I'm an economics major and unfortunately the labor market doesn't need alot of economists, they prefer accountant and financne majors instated. That said, I rally hate finance,accounting, and sales, the most jobs needed. I'm working in a bank as a business analyst and I really hate it. 

I think INTPs find it very difficult to find their passion. I believe I may be good in programming, or anything that is more broad and intangible. 

I'm currently making a plan to resign after 6 month. During this time I will lose weight, save some money, search for jobs that I think I may like, search for a master program. I thinking if I stayed more than 6 month in this job the damage will be permanent.

I've officially graduated two years ago and its been simply hell. I really hope things get much better


----------



## SilverFalcon (Dec 18, 2014)

This might sound naive as I do not know what kind of experience you get doing business analyst in bank, but haven't you think about doing your own business?


----------



## noname42 (Mar 8, 2013)

SilverFalcon said:


> This might sound naive as I do not know what kind of experience you get doing business analyst in bank, but haven't you think about doing your own business?


That my end result goal, but still Im too young.I have graduated exactly 2 years ago. 

I don't have the experience nor the money to do so. I would like to build an app or something but I lack the skill to do so.

I think what I need to do, is get a simple job with low working hours, so I can discover myself and grow.


----------



## SilverFalcon (Dec 18, 2014)

noname42 said:


> I think what I need to do, is get a simple job with low working hours, so I can discover myself and grow.


From my experience go for some challenge worth doing on full drive. You will gain more skill and experience this way and the right working habits. Take something that furthers your skills you want to use in long-term.


----------



## Fleetfoot (May 9, 2011)

noname42 said:


> That my end result goal, but still Im too young.I have graduated exactly 2 years ago.
> 
> I don't have the experience nor the money to do so. I would like to build an app or something but I lack the skill to do so.
> 
> I think what I need to do, is get a simple job with low working hours, so I can discover myself and grow.


That isn't going to cut it. Personally I'm in a simple job and all I have discovered is how miserable I am day after day.

Don't be me, please.

Instead, I suggest working on teaching yourself app programming (it's different for both Android and iPhones, but it helps to start somewhere)

I'm not too well read on the subject, but this may be a good starting point for you.

What Language Should You Build Your App With?


----------



## AesSidhe (Dec 14, 2014)

You studied economy right? Why not look into being a stock market broker? You might end up crazily rich DDDDD

And if stocks isn't your thing you might think about being a money trader, some currencies are dropping rapidly these days while others are rising. Calculate when you believe the bounce will happen for example of the ruble and buy your rubles just before you believe the bounce will happen. Then wait a few years and ping ping ping.
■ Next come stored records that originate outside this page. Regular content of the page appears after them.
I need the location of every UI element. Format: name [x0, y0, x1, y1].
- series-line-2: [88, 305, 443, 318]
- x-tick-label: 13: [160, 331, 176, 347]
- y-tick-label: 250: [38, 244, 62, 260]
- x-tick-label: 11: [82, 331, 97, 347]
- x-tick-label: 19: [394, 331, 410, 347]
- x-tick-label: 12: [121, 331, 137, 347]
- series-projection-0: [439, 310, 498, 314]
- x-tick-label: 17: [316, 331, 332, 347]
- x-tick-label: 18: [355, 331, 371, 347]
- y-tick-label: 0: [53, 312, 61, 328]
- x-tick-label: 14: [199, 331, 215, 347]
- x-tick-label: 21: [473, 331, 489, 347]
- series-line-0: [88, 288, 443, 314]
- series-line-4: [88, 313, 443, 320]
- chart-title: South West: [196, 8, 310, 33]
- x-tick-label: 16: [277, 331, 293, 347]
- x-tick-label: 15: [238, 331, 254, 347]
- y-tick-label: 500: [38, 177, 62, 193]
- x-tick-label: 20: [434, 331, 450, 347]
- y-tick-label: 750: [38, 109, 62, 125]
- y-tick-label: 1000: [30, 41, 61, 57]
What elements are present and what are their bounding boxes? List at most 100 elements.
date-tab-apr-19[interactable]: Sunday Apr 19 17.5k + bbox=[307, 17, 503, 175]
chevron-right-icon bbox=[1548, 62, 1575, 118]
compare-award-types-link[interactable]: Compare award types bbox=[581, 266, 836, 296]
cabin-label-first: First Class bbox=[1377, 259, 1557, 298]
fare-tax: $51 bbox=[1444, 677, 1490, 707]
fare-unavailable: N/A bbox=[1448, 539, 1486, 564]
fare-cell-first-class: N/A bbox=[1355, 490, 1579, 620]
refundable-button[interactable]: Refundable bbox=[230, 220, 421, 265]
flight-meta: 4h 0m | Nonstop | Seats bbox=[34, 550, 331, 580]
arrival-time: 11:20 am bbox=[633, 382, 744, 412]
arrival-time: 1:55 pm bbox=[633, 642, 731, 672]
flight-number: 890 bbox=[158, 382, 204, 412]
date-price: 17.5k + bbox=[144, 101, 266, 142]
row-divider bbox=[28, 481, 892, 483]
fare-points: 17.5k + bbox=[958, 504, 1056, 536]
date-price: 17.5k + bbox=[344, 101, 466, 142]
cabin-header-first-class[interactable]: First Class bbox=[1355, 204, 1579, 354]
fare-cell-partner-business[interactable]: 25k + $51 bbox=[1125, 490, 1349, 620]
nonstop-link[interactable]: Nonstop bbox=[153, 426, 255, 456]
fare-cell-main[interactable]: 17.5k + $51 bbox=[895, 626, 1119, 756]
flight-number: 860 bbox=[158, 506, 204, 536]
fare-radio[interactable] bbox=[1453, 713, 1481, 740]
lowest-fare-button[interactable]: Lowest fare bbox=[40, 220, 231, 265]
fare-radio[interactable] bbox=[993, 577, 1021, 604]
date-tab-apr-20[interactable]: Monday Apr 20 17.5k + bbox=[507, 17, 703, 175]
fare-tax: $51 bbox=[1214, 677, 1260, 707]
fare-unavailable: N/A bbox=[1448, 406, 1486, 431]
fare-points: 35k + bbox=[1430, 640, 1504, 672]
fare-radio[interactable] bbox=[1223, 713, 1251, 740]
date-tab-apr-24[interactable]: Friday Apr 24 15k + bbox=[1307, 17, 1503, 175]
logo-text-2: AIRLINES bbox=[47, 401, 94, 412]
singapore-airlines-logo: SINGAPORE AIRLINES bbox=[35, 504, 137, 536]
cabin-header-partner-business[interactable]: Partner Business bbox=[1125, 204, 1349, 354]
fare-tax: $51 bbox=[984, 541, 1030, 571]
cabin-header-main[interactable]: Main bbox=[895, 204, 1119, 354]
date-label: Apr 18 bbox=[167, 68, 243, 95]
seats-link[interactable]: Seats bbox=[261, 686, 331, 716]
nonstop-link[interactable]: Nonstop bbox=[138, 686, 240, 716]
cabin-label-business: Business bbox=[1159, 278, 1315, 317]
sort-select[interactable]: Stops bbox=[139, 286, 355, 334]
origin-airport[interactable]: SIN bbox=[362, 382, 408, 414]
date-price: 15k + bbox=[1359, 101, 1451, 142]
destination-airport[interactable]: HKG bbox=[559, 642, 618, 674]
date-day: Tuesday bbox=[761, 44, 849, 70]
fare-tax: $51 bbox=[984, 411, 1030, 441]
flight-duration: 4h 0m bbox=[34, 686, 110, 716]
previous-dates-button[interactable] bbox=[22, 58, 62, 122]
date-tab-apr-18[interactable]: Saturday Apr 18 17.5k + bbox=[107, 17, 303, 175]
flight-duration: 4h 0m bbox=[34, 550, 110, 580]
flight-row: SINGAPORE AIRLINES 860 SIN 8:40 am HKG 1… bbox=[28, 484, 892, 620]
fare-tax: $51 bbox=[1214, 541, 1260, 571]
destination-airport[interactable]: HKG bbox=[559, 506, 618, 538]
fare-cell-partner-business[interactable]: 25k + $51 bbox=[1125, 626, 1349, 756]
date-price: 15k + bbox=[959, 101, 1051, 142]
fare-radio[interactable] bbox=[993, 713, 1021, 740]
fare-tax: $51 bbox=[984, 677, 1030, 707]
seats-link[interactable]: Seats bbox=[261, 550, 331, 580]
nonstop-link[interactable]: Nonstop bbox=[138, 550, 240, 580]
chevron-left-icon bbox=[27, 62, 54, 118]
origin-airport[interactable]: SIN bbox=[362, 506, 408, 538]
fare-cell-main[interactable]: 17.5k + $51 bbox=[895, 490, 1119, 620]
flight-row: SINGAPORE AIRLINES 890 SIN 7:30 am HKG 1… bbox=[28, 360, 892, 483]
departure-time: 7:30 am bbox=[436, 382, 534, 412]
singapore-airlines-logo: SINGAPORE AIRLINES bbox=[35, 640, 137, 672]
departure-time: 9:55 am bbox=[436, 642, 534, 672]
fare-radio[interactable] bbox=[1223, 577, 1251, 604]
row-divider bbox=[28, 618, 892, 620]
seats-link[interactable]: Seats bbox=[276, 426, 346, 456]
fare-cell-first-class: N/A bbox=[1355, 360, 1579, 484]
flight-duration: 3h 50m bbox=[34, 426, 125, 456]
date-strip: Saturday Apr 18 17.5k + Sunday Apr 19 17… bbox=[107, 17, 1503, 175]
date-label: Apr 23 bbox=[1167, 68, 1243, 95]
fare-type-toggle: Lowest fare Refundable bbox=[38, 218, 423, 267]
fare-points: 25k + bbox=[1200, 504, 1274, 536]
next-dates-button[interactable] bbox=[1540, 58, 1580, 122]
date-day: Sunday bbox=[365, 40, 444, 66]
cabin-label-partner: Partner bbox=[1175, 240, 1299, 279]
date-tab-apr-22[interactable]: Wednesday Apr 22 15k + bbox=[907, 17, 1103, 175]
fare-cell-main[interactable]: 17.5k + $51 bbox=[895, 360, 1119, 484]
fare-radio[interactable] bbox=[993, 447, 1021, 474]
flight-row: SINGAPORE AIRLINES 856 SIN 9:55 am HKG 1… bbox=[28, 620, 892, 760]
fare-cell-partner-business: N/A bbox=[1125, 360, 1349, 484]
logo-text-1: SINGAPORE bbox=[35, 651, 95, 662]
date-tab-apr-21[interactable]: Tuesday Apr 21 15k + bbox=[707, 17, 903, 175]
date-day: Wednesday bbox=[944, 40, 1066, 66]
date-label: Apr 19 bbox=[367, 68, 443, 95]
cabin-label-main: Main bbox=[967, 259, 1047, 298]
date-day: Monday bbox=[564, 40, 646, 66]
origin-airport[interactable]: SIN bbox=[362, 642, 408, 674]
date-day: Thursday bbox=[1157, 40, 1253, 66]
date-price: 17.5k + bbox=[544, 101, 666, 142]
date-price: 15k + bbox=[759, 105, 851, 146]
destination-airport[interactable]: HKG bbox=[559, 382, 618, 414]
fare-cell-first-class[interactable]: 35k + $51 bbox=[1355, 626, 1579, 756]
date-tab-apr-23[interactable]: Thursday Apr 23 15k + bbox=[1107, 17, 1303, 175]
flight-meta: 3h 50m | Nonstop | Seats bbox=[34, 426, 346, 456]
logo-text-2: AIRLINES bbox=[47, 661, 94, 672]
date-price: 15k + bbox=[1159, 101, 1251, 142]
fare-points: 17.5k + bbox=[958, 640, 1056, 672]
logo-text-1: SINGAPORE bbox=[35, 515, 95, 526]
Of course, money trading often takes a longer time then stock trading. But it might be something interesting to look into


----------



## WilliamWaltz (Mar 3, 2015)

No boss or CEO wants that their employee to run from their job.
If you know that it's your necessity to stay in job then love your work and try to do it dedicated way. Enhance your interest in that job. then you automatically love it and earn it more from that.


----------



## PowerShell (Feb 3, 2013)

WilliamWaltz said:


> No boss or CEO wants that their employee to run from their job.
> If you know that it's your necessity to stay in job then love your work and try to do it dedicated way. Enhance your interest in that job. then you automatically love it and earn it more from that.


It doesn't work like that. Usually if you hate the job, you're going to continue to hate it. Sure you can change your thinking but eventually it comes back up and bites you and you end up hating it more.


----------



## noname42 (Mar 8, 2013)

WilliamWaltz said:


> No boss or CEO wants that their employee to run from their job.
> If you know that it's your necessity to stay in job then love your work and try to do it dedicated way. Enhance your interest in that job. then you automatically love it and earn it more from that.


You really can't like a job you genuinely hate. You can only just see the pros and cons in it and try to survive. That what I did and what I believe most people in the corporate world. For e.g I fixed my relationship with my boss and became better at my job. But still I really really hate my job and seriously thinking about quitting. 

My major issue is that after two year of working I don't know what I want.


----------



## LucasM (Jan 22, 2009)

Personally, I find I love/hate every job I've had the same. Get a job that pays ok with a decent work/life balance seems to be the most one can hope for. Even if I turned a passion into a job I'd love/hate it. Time > money > being deadbeat broke.


----------